Team solves X-ray structure of powerful enzyme
Crucial step in potential development of new cancer drugs
Researchers at the UW Medical School and the National Institutes of Health have determined the three dimensional molecular structure of a powerful enzyme responsible for activating many cell functions.
Reported in the current issue of the journal Cell, the new information is a crucial step in the potential development of drugs that may be used to control unchecked cell growth leading to cancer as well as the spread of cancer throughout the body.
The research represents a milestone in an on-going UW Medical School effort to fully understand the large family of enzymes known as phosphoinositide kinases. The enzymes are usually located on the cell membrane, where they receive signals from outside the cell. They relay the signals by generating “second messengers,” which in turn pass them along to proteins that initiate and control various kinds of cellular activity.
“The enzymes regulate a cascade of events related to almost every aspect of cell function in our bodies, including the ability of cells to move and secrete neurotransmitters and hormones, and their ability to divide and grow,” said UW Medical School professor of pharmacology Richard Anderson, who directed the research. “When the second-messenger signalling system doesn’t function properly, cells can proliferate wildly, causing cancers, or travel to distant parts of the body, resulting in cancer metastasis.”
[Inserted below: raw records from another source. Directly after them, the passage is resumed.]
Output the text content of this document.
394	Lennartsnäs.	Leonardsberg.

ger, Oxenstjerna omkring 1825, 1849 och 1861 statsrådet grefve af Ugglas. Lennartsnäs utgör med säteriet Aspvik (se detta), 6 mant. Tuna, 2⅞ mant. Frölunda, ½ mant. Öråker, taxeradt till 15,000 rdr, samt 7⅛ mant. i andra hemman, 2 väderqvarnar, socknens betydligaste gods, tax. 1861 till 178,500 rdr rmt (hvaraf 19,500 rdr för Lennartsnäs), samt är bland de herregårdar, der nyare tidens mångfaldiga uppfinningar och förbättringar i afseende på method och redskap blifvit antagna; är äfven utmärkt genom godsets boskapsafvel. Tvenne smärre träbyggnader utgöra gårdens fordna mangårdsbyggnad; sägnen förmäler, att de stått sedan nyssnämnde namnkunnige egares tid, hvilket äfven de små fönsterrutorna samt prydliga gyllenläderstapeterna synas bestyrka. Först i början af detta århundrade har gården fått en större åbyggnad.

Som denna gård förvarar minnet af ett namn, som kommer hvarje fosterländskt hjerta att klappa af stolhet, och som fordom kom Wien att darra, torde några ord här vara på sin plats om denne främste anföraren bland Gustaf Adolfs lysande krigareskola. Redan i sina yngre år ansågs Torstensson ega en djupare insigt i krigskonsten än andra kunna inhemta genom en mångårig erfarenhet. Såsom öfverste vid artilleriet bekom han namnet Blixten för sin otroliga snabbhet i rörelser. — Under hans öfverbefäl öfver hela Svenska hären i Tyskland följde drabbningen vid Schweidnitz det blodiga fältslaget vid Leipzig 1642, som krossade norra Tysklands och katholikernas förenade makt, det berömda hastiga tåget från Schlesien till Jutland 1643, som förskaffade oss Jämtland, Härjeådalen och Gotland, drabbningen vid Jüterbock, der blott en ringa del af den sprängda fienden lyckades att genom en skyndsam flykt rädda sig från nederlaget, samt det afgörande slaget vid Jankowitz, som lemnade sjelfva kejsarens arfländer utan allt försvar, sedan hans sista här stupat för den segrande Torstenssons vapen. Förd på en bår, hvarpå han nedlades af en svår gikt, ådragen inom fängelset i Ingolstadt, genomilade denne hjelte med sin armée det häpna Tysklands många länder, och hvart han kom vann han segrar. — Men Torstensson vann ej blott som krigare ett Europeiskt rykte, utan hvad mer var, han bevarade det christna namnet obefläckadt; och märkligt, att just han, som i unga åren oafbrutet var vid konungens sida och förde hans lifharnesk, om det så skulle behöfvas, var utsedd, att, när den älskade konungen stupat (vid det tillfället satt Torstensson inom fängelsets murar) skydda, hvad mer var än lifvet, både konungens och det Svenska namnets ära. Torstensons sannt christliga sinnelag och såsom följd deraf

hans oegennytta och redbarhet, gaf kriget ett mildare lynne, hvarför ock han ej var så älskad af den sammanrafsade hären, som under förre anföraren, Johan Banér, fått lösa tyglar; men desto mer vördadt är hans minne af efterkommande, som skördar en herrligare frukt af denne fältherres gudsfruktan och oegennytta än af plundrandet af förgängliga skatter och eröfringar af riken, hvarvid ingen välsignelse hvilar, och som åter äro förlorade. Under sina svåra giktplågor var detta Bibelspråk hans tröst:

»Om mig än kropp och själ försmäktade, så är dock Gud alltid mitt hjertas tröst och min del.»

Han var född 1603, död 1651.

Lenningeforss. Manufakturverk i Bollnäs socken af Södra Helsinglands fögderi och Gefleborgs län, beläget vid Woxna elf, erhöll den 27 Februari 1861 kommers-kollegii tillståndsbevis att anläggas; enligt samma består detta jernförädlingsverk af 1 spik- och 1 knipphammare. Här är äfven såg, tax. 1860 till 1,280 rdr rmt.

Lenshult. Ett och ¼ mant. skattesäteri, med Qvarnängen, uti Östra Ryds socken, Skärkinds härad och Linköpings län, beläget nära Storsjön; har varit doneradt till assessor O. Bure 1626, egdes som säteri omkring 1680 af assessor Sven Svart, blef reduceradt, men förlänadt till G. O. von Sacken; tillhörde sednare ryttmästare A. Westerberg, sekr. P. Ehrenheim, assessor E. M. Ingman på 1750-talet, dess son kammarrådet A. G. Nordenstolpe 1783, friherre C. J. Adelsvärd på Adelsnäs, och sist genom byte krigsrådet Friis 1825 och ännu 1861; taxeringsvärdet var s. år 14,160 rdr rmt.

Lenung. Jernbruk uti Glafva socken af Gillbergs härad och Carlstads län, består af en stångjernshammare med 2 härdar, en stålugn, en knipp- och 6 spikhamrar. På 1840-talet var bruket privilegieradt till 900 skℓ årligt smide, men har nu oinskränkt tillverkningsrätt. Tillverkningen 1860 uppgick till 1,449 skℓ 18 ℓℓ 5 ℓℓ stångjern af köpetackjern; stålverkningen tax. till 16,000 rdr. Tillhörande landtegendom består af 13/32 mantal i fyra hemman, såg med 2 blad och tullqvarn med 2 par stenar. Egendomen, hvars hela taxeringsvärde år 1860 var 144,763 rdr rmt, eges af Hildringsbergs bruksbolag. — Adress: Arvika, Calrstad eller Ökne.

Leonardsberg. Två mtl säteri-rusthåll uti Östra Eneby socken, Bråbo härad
UW Medical School’s pharmacology department has a deep and long-running interest in phosphoinositide kinases. More than 50 years ago Dr. Lowell Hokin was the first to discover the enzymes and the signalling cascade they initiate in cells. Following this tradition, scientists in Anderson’s laboratory were the first to isolate the gene underlying these enzymes, and to purify them and define their biochemical composition.
For the current Cell (Sept. 18) study, the Anderson team genetically engineered bacterial cells to produce large quantities of one member of the enzyme family exactly as it is found in its natural state. The large, accurate quantities were required for collaborator James Hurley of the NIH to determine the three-dimensional X-ray crystal structure of the enzyme. The technique entails growing a crystal of the enzyme, taking an X-ray picture of it and then processing the X-ray image through a computer.
“Understanding the structure of the enzyme at the molecular level, as we have done with this X-ray crystallography, will help scientists figure out how to manipulate it,” said Anderson. “Using these studies as a foundation, we will be able to modify the enzyme, either genetically or by developing therapeutic drugs that can block the generation of second messengers.”
Anderson said the next step for his laboratory will be to use the structural information to study the way the enzymes control activities that result in functions such as cell growth and movement.